Se tocó con los dedos flacos la mejilla, se los miró después y volvió a clavar los ojos en el fuego.
—¡Arde!—repitió sin hacerme caso—. Arde sin cesar.
—¿Sabes cómo se puede pasar por ahí?—pregunté, apartándome un poco.
Había comprendido que aquel hombre era un loco de los que aquel verano terrible abundaban tanto en la comarca.
—¡Arde!—volvió a decir por toda respuesta—. ¡Caramba, cómo arde!
Y se echó a reír alegremente, dirigiéndome una mirada afectuosa y balanceando la cabeza.
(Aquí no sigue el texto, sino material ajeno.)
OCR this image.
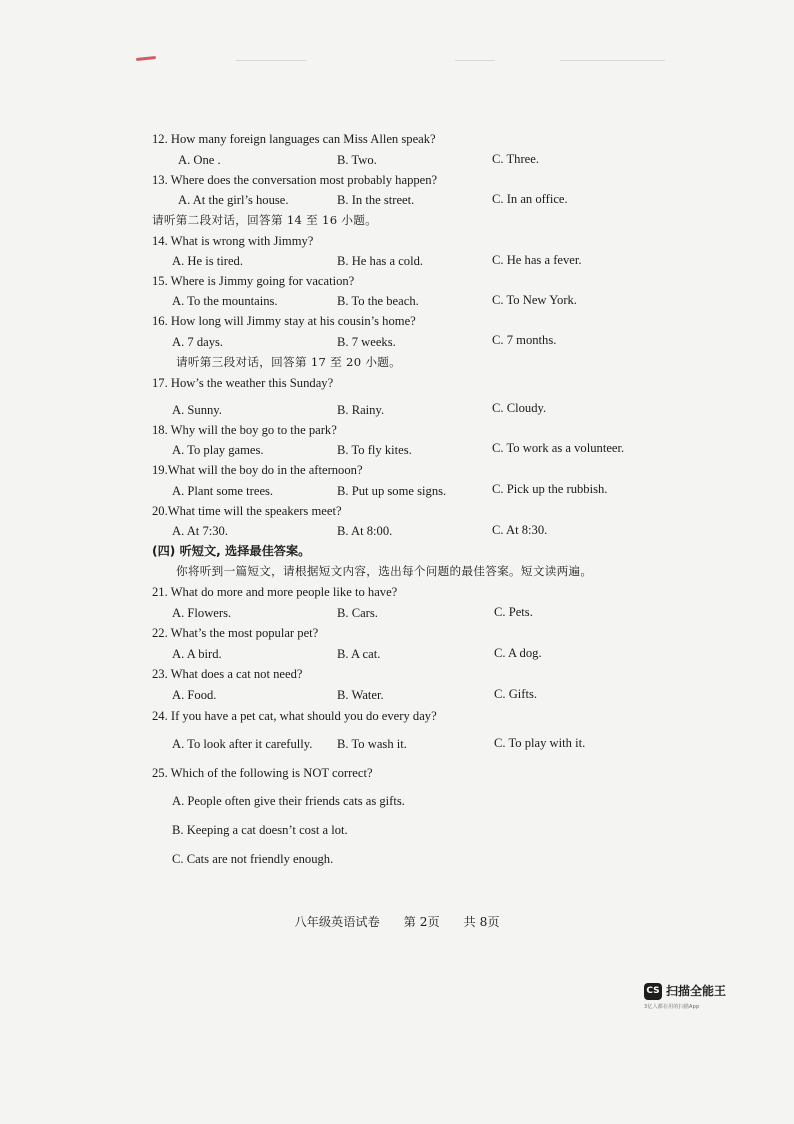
12. How many foreign languages can Miss Allen speak?
A. One .	B. Two.	C. Three.
13. Where does the conversation most probably happen?
A. At the girl’s house.	B. In the street.	C. In an office.
请听第二段对话，回答第 14 至 16 小题。
14. What is wrong with Jimmy?
A. He is tired.	B. He has a cold.	C. He has a fever.
15. Where is Jimmy going for vacation?
A. To the mountains.	B. To the beach.	C. To New York.
16. How long will Jimmy stay at his cousin’s home?
A. 7 days.	B. 7 weeks.	C. 7 months.
请听第三段对话，回答第 17 至 20 小题。
17. How’s the weather this Sunday?
A. Sunny.	B. Rainy.	C. Cloudy.
18. Why will the boy go to the park?
A. To play games.	B. To fly kites.	C. To work as a volunteer.
19.What will the boy do in the afternoon?
A. Plant some trees.	B. Put up some signs.	C. Pick up the rubbish.
20.What time will the speakers meet?
A. At 7:30.	B. At 8:00.	C. At 8:30.
(四) 听短文, 选择最佳答案。
你将听到一篇短文，请根据短文内容，选出每个问题的最佳答案。短文读两遍。
21. What do more and more people like to have?
A. Flowers.	B. Cars.	C. Pets.
22. What’s the most popular pet?
A. A bird.	B. A cat.	C. A dog.
23. What does a cat not need?
A. Food.	B. Water.	C. Gifts.
24. If you have a pet cat, what should you do every day?
A. To look after it carefully. B. To wash it.	C. To play with it.
25. Which of the following is NOT correct?
A. People often give their friends cats as gifts.
B. Keeping a cat doesn’t cost a lot.
C. Cats are not friendly enough.
八年级英语试卷 第 2页 共 8页
CS 扫描全能王
3亿人都在用的扫描App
La campana calló de pronto, y el silbido de las llamas se hizo más sonoro. El fuego se movía como si fuera un ser viviente, y tendía, lánguido, sus largos brazos hacia el campanario, mudo a la sazón. Al mirarlo de cerca, el campanario me pareció más alto. En vez de un traje color rosa, tenía un traje rojo. Arriba, junto a las campanas, surgió una llamita tranquila y tímida, como la de una vela, y su pálida luz se reflejó en las curvas superficiales de bronce. La campana mayor se puso de nuevo en movimiento, lanzando sus últi mos gritos, locamente desesperados. Yo eché a correr por la orilla de la marisma, seguido de mi sombra negra.